Post
by MarkBour » Sat Jul 02, 2016 4:27 am
Speaking of how various solar system bodies appear from each other ...
I like to imagine a civilization on either Ganymede or Titan arising on the "outer" side of these tidally-locked moons, and its inhabitants like unto us in our early exploratory periods of around the 1400s and 1500s. One day an intrepid resident of one of those two moons takes a journey, far from her home. As she progresses around the moon, she would come to see a most amazing sight arising on the horizon (but only with her movement).
What would this first encounter with Jupiter or Saturn in the sky look like? How large and how bright?

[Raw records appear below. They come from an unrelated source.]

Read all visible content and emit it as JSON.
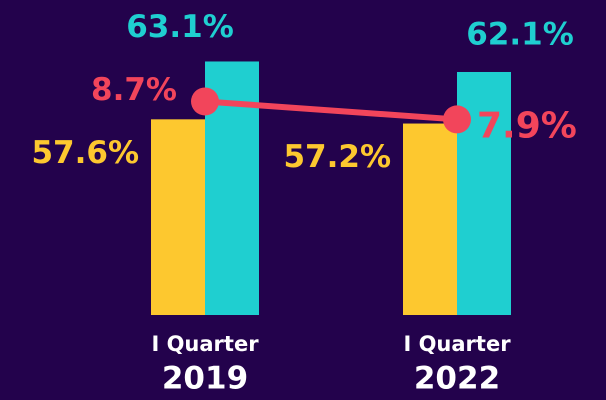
{
  "chart_data": {
    "type": "bar",
    "categories": [
      [
        "I Quarter",
        "2019"
      ],
      [
        "I Quarter",
        "2022"
      ]
    ],
    "series": [
      {
        "color": "#fdc82f",
        "values": [
          57.6,
          57.2
        ],
        "value_labels": [
          "57.6%",
          "57.2%"
        ]
      },
      {
        "color": "#1fcfd0",
        "values": [
          63.1,
          62.1
        ],
        "value_labels": [
          "63.1%",
          "62.1%"
        ]
      },
      {
        "type": "line",
        "axis": "y2",
        "color": "#f2455b",
        "values": [
          8.7,
          7.9
        ],
        "value_labels": [
          "8.7%",
          "7.9%"
        ]
      }
    ],
    "ylim": [
      39,
      64
    ],
    "y2lim": [
      -0.8,
      10.9
    ]
  }
}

Someone should check my calculations. I have:
Luna R = 1737 km, Earth R = 6371 km, Jupiter R = 69,911 km, Saturn R = 58,232 km (without rings)
Earth-Lunar distance = 384,400 km, Ganymede-Jupiter distance = 1,070,400 km, Titan-Saturn distance = 1,221,870 km.
From these, I'd estimate that Saturn, hanging in the sky of Titan, is around 10.5 times the visual angle of the Moon from Earth. Jupiter, hanging in the sky of Ganymede is roughly 14.5 times the visual angle of our Moon from Earth! (Of course on our own Moon, such a traveler, when encountering Earth's beautiful blue orb, would see something roughly 3.6 times the visual angle of the Moon from our skies. But from our knowledge of life on Earth, I never thought much about inhabitants of the Moon.) Still, I like to imagine how amazingly beautiful and awe-inspiring such a first encounter would be. And how ridiculous it would sound when this traveler told her countrymen back home what she had found. Especially the rings on Saturn ... they would claim her journey caused hallucinations and lunacy.